Wide sedge-rimmed meadows westward meet the eye,
Brown, silty, sere, where driftwood from the mills
Is thrown, as Spring's full flood sweeps by,
And weeds grow rank as on the wild salt-marsh,
And lonely cries of sea-gulls, loud and harsh,
Pierce evening's silence to the echoing hills.

The scene, with all its varied, voiceless moods,
My eyes have looked upon so many years
That like my mother's songs, or the deep woods
In whose mysterious shade I used to play,
Weaving sweet fancies all the summer day,
It has strange power to waken joy or tears.

I love the lights that fringe the farther shore,
Great golden fireflies by a silver mere;
Mysterious torches they, that o'er and o'er
Recall to mind the dear souls gone, not set
Cold-gleaming crystals in God's coronet,
But gems that light our way with ruddy cheer.

Sometimes inverted in the wave they seem
Like orient palace-roofs and towers aflame
With rubies, or those sapphire walls that gleam
Amidst the visions of the holy Seer,
Who by the blue Ægean, with vision clear,
Saw splendours in the heavens he might not name.

When all the river lies encloaked in mist
So far away those trembling orbs of light
They symbol memories fair that still persist,
With glow or glimmer, of the shrouded years
Before we left, for laughter, cries and tears,
That world serene where souls are born in light.

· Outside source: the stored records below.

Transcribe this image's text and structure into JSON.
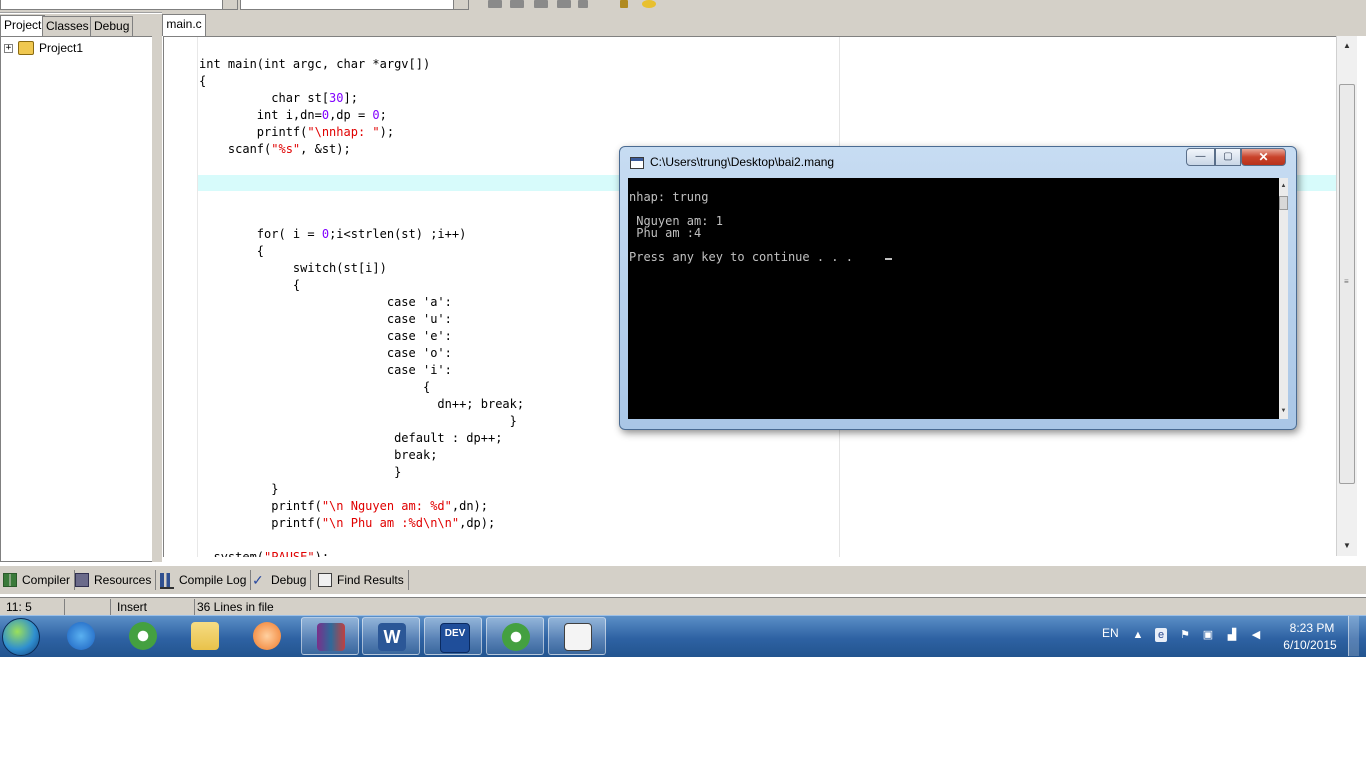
{
  "left_panel": {
    "tabs": [
      "Project",
      "Classes",
      "Debug"
    ],
    "tree_root": "Project1",
    "expander": "+"
  },
  "editor": {
    "tab": "main.c",
    "lines": [
      [
        {
          "t": "int main(int argc, char *argv[])"
        }
      ],
      [
        {
          "t": "{"
        }
      ],
      [
        {
          "t": "          char st["
        },
        {
          "t": "30",
          "c": "num"
        },
        {
          "t": "];"
        }
      ],
      [
        {
          "t": "        int i,dn="
        },
        {
          "t": "0",
          "c": "num"
        },
        {
          "t": ",dp = "
        },
        {
          "t": "0",
          "c": "num"
        },
        {
          "t": ";"
        }
      ],
      [
        {
          "t": "        printf("
        },
        {
          "t": "\"\\nnhap: \"",
          "c": "str"
        },
        {
          "t": ");"
        }
      ],
      [
        {
          "t": "    scanf("
        },
        {
          "t": "\"%s\"",
          "c": "str"
        },
        {
          "t": ", &st);"
        }
      ],
      [
        {
          "t": ""
        }
      ],
      [
        {
          "t": ""
        }
      ],
      [
        {
          "t": ""
        }
      ],
      [
        {
          "t": ""
        }
      ],
      [
        {
          "t": "        for( i = "
        },
        {
          "t": "0",
          "c": "num"
        },
        {
          "t": ";i<strlen(st) ;i++)"
        }
      ],
      [
        {
          "t": "        {"
        }
      ],
      [
        {
          "t": "             switch(st[i])"
        }
      ],
      [
        {
          "t": "             {"
        }
      ],
      [
        {
          "t": "                          case 'a':"
        }
      ],
      [
        {
          "t": "                          case 'u':"
        }
      ],
      [
        {
          "t": "                          case 'e':"
        }
      ],
      [
        {
          "t": "                          case 'o':"
        }
      ],
      [
        {
          "t": "                          case 'i':"
        }
      ],
      [
        {
          "t": "                               {"
        }
      ],
      [
        {
          "t": "                                 dn++; break;"
        }
      ],
      [
        {
          "t": "                                           }"
        }
      ],
      [
        {
          "t": "                           default : dp++;"
        }
      ],
      [
        {
          "t": "                           break;"
        }
      ],
      [
        {
          "t": "                           }"
        }
      ],
      [
        {
          "t": "          }"
        }
      ],
      [
        {
          "t": "          printf("
        },
        {
          "t": "\"\\n Nguyen am: %d\"",
          "c": "str"
        },
        {
          "t": ",dn);"
        }
      ],
      [
        {
          "t": "          printf("
        },
        {
          "t": "\"\\n Phu am :%d\\n\\n\"",
          "c": "str"
        },
        {
          "t": ",dp);"
        }
      ],
      [
        {
          "t": ""
        }
      ],
      [
        {
          "t": "  system("
        },
        {
          "t": "\"PAUSE\"",
          "c": "str"
        },
        {
          "t": ");"
        }
      ]
    ]
  },
  "bottom_tabs": [
    "Compiler",
    "Resources",
    "Compile Log",
    "Debug",
    "Find Results"
  ],
  "statusbar": {
    "position": "11: 5",
    "mode": "Insert",
    "info": "36 Lines in file"
  },
  "console": {
    "title": "C:\\Users\\trung\\Desktop\\bai2.mang",
    "lines": [
      "nhap: trung",
      "",
      " Nguyen am: 1",
      " Phu am :4",
      "",
      "Press any key to continue . . . "
    ],
    "buttons": {
      "min": "—",
      "max": "▢",
      "close": "✕"
    }
  },
  "taskbar": {
    "language": "EN",
    "time": "8:23 PM",
    "date": "6/10/2015",
    "colors": {
      "word": "#2b5797",
      "dev": "#1f4e9a",
      "winrar": "#7a2f8a",
      "chrome": "#44a040",
      "explorer": "#e9c24a",
      "media": "#f07a2a"
    }
  }
}
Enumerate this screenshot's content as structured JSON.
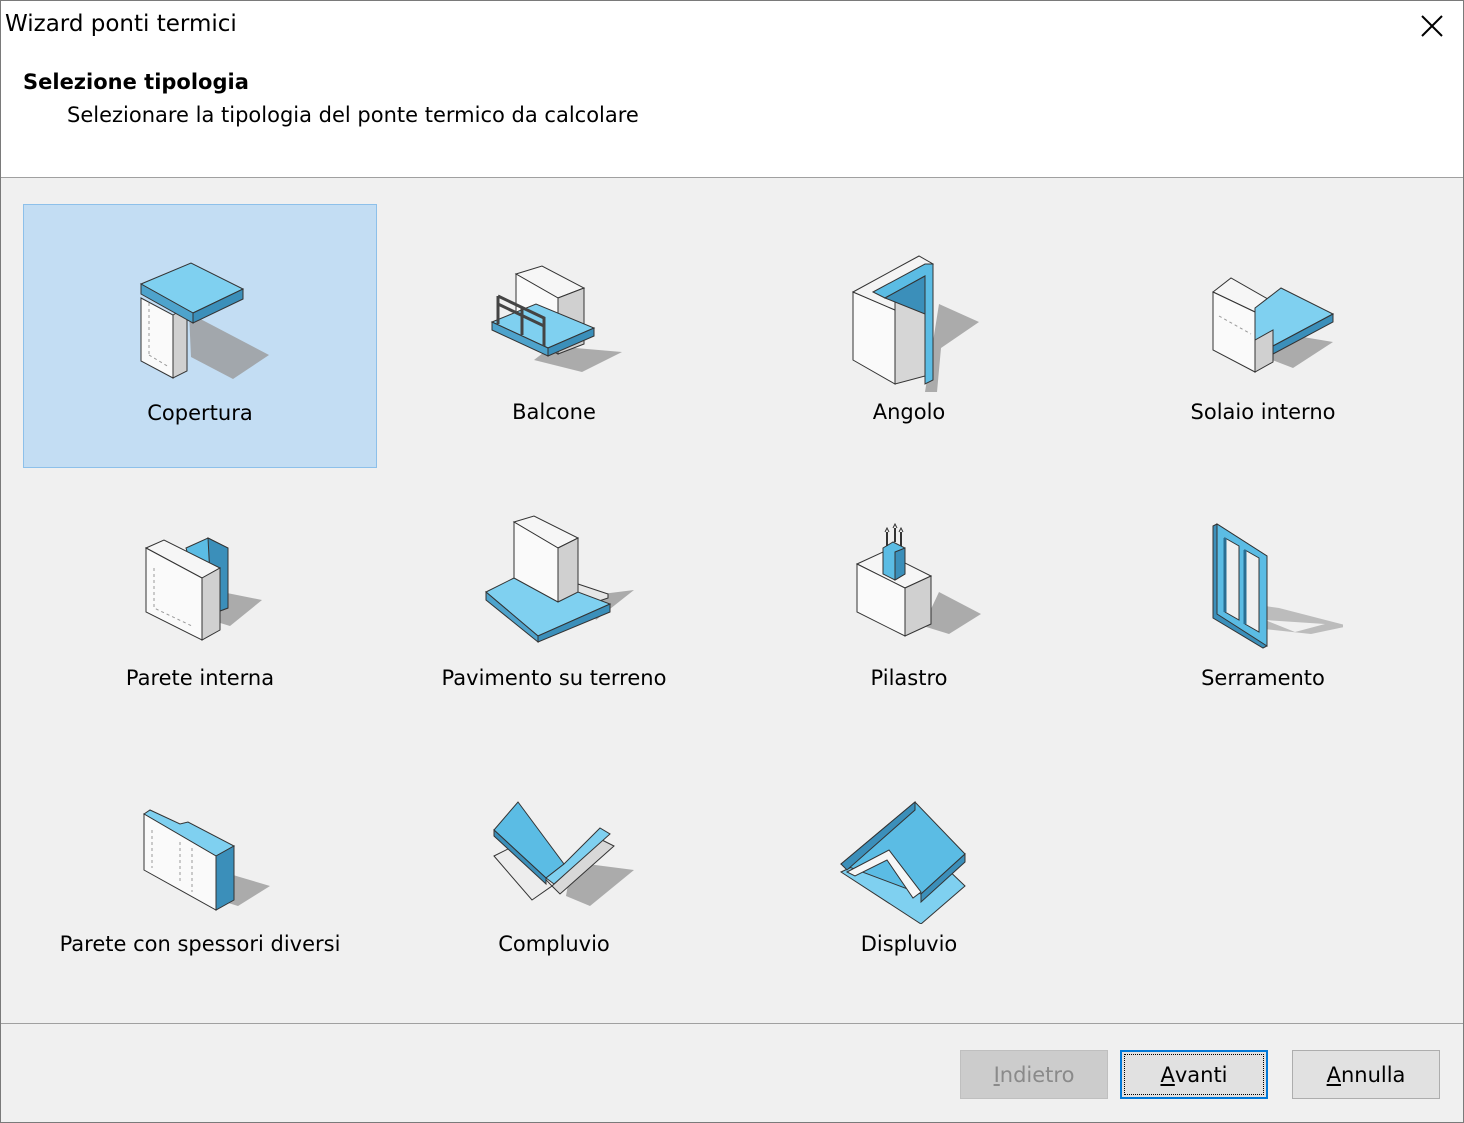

I cannot watch unmoved the sunset here,
When swift volcanic fires of liquid gold
Alight on hills of purple haze appear,
And clouds, deep-crimsoned in the day's decline,
Like snowy festal-garments splashed with wine,
Lie careless, resting fleecy fold on fold.

So deep the meanings in these changing moods
Of earth and heaven, that I who reverent stand
Before a flower, and in the sombre woods
Hear speech that silences the common creeds,
Stand lost in wonder, like a man who reads
Immortal prophecies none can understand.